Thank you Terrie, your story helps me feel less alone. How old was your daughter when she died? Does it help to join organizations that fight against drug abuse and all that goes with it? I don't think I'm strong enough to do that. I feel terrible guilt that I could not guide her better or persuade her to get the right treatment and stay with it. I feel awful and empty. It was so much easier when she was just a missing person; I could fantasize and delay my grief. All these other people on Facebook posting about their amazing lives, it just makes me sick with the unfairness of this world. Kara was beautiful, creative, intelligent...she was the heart of our family. Just like your Candance must have been. I hate the world that takes vulnerable young women and ruins their lives. Kara needed effective mental health and substance abuse treatment, but was 19 and we couldn't force her.
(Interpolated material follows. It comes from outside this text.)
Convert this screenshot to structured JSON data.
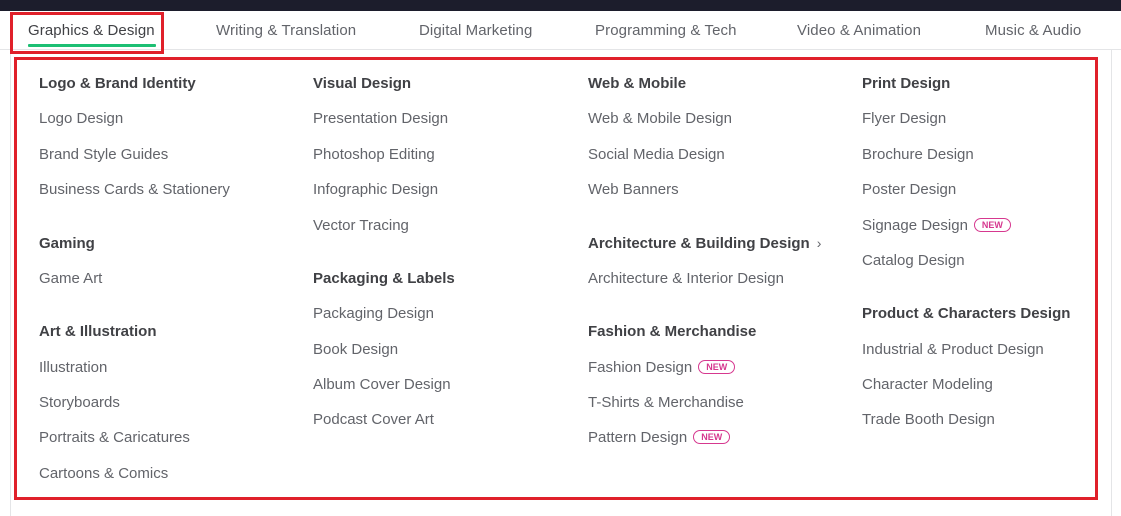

We tried and it was a disaster. They tell you to "let go" or even to kick them out of your house. "They will bottom out." No they won't. In the end she dropped out of treatment and went back to Colorado Springs, where we used to live, instead of staying with us in Chicago, where we had just moved. Then she went missing. The awful thing is that I think she was about to agree to come back to us--then a monster took her life.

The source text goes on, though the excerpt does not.